Я помню, как смеялась бабушка, рассказав эту леденящую кровь историю, к которой я, вполне возможно, присочинил сейчас некоторые жуткие подробности (не думаю, чтобы бабушка говорила мне что-нибудь о крови или о том, что ночь была очень долгой), смеялась детским смехом и обмахивалась веером (наверное, именно так она смеялась, когда ей было десять лет или и того меньше, еще на Кубе), чем начисто лишала историю трагического пафоса, отчего и я не воспринимал ее как трагическую в мои тогдашние десять или и того меньше лет.
Впрочем, может быть, страх, который призвана была вызвать та сказка, был чисто женский страх, страх, который испытывают дочери и матери, и жены, и свекрови, и тещи, и бабушки, и няньки, — страх, имеющий те же корни, что и безотчетное пение женщин, которое слышится с раннего утра и до поздней ночи в Мадриде, или в Гаване, или в любом другом месте, пение, в котором участвуют и сыновья, которые потом, повзрослев, забывают об этом. Я тоже забыл это пение, но не совсем, — ведь окончательно забытым его можно считать лишь тогда, когда человек не вспоминает о нем, даже если его заставляют вспомнить. Я позабыл это женское пение уже много лет назад, но задумчивый и усталый голос Мириам без всяких усилий оживил его в моей памяти во время свадебного путешествия с Луисой, моей женой, которая лежала сейчас в постели больная и в эту ночь, когда на небе висела рыхлая луна, смотрела на мир с подушки, а возможно, не испытывала совсем никакого желания смотреть на этот мир.
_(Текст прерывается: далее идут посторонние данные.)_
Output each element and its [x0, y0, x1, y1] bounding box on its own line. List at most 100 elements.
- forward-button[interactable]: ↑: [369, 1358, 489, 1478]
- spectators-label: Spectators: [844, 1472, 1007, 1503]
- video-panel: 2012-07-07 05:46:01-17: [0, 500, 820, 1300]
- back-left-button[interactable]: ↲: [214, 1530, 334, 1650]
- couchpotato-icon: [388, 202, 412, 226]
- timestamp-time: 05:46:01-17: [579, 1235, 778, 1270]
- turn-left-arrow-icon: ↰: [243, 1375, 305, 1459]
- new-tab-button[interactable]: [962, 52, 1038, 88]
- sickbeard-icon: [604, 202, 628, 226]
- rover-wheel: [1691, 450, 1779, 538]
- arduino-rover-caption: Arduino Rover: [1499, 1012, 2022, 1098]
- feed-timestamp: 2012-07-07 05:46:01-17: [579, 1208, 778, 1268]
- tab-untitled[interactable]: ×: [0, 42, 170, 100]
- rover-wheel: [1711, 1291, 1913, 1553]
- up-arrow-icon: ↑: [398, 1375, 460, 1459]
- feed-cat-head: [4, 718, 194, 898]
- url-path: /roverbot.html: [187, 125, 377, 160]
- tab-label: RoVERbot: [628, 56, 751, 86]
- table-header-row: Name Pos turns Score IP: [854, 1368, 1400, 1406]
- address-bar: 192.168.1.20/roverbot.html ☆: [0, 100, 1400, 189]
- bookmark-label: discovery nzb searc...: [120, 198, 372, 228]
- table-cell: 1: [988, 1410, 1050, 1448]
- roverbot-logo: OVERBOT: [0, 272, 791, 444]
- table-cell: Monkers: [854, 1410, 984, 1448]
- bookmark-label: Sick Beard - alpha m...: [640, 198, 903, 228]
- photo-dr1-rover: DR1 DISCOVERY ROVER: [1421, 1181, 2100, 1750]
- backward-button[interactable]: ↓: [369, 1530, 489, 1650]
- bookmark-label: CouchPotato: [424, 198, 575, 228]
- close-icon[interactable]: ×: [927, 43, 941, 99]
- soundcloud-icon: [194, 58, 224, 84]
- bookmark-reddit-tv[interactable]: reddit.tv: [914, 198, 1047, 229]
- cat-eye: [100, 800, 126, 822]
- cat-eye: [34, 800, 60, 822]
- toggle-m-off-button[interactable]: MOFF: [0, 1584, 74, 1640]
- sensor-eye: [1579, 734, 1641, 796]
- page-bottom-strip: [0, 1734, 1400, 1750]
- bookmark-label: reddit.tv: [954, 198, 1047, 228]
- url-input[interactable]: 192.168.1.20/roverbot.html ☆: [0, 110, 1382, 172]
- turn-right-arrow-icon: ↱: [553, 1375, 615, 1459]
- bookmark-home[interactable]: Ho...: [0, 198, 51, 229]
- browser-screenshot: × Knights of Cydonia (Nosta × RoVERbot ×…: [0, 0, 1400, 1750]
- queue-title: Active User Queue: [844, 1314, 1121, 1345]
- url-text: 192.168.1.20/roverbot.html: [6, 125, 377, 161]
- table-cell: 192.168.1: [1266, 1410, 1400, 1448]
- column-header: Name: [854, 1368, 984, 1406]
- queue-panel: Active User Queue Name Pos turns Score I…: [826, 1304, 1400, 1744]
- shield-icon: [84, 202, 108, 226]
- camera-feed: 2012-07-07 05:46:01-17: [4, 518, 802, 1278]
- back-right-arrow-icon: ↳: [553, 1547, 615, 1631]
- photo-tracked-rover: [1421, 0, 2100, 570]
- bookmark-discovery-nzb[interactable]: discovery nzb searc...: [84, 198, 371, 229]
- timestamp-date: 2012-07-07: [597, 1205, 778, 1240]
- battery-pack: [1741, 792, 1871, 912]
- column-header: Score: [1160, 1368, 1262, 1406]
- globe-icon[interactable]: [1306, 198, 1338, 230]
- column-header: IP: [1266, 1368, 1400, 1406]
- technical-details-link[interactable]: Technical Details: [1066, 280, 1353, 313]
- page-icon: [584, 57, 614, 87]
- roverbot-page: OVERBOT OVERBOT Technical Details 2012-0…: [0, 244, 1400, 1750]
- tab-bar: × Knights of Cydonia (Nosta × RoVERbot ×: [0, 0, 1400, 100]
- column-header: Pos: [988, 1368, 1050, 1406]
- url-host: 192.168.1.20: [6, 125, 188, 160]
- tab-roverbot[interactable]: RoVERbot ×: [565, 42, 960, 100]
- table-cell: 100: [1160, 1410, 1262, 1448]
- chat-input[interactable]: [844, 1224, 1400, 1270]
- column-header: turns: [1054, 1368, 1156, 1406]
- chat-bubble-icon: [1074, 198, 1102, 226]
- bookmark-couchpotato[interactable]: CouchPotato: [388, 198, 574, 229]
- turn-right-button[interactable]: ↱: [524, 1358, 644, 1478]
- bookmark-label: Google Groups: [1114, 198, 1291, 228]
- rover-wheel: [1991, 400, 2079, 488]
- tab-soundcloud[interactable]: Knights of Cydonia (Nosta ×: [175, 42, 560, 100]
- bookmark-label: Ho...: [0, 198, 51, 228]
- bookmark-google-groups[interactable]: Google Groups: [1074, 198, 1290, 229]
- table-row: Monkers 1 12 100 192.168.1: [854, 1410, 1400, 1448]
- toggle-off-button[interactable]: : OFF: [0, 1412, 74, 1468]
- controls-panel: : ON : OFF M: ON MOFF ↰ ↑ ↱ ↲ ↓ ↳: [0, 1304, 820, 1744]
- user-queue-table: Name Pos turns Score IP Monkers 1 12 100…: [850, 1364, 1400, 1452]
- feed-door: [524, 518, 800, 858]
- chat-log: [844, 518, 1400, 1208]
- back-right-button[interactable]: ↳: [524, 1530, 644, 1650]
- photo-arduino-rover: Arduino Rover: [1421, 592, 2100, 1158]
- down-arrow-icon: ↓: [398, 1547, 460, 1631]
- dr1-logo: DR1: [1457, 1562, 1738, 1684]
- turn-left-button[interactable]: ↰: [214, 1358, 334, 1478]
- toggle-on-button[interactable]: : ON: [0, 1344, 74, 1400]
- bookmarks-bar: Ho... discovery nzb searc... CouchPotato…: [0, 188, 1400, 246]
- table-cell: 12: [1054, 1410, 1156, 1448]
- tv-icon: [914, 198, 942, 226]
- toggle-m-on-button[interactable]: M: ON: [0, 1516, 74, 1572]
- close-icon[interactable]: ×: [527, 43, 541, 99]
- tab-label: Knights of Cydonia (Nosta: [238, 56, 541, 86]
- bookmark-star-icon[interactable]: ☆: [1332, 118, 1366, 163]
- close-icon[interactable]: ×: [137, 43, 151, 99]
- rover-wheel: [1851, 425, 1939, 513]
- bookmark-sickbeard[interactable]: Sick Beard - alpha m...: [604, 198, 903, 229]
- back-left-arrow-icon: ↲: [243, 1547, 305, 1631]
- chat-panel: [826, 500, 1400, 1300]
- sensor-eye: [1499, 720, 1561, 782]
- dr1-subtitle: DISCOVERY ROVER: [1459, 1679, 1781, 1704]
Я вернулся к ней и провел рукой по ее волосам и затылку — они снова были мокрыми от пота. Она лежала лицом к стене, лоб ее, наверное, вновь прорезали обманные морщинки. Я сел рядом с ней и закурил. Огонек сигареты вспыхнул в зеркале, но я не поднял глаз. Я понял, что Луиса не спала (она дышала не так, как дышат во сне). Я наклонился и шепнул ей на ухо: «Завтра ты поправишься, любимая. Спи».
Я еще некоторое время курил, сидя на кровати. В соседнем номере было тихо: пение Мириам было прелюдией ко сну и признаком усталости. Было слишком жарко, я не ужинал, спать мне не хотелось, усталости не было. Я не стал напевать и даже выключил ночник. Луиса не спала, но говорить не хотела. Она и мои добрые пожелания оставила без ответа, словно рассердилась на меня из-за Гильермо или из-за Мириам и не хотела показывать этого, надеясь, что все рассеется вместе со сном, который все не шел к нам обоим. Мне послышалось, что Гильермо закрывает балконную дверь, но я не выглянул на свой балкон, чтобы проверить, так ли это. Я стряхнул пепел с сигареты, стряхнул слишком резким движением и не очень метко, так что искры упали на простыню. Дыра на простыне могла бы остаться и поменьше, но я промедлил: несколько секунд я смотрел, как растет и расширяется пожирающее белую ткань черное пятно с огненной каймой.
До свадьбы мы с Луисой были знакомы чуть меньше года. Знакомство наше произошло при обстоятельствах отчасти торжественных, отчасти забавных. Я уже говорил, что оба мы зарабатываем на жизнь (в основном) переводами, устными и письменными. Мне чаще приходится заниматься этим, но это вовсе не означает, что я переводчик более квалифицированный, скорее, наоборот — более компетентна она, по крайней мере в тот день, когда произошло наше знакомство, ей было оказано большее доверие.
По счастью, нам приходится работать не только на заседаниях международных организаций и переводить для них документы. Такая работа дает, конечно, некоторые неоспоримые преимущества: работаешь только шесть месяцев в году — два месяца в Лондоне (или в Женеве, или в Риме, или в Нью-Йорке, или в Вене, или даже в Брюсселе), потом два месяца — короткая передышка дома и снова едешь на два месяца куда-нибудь — от Лондона до Брюсселя.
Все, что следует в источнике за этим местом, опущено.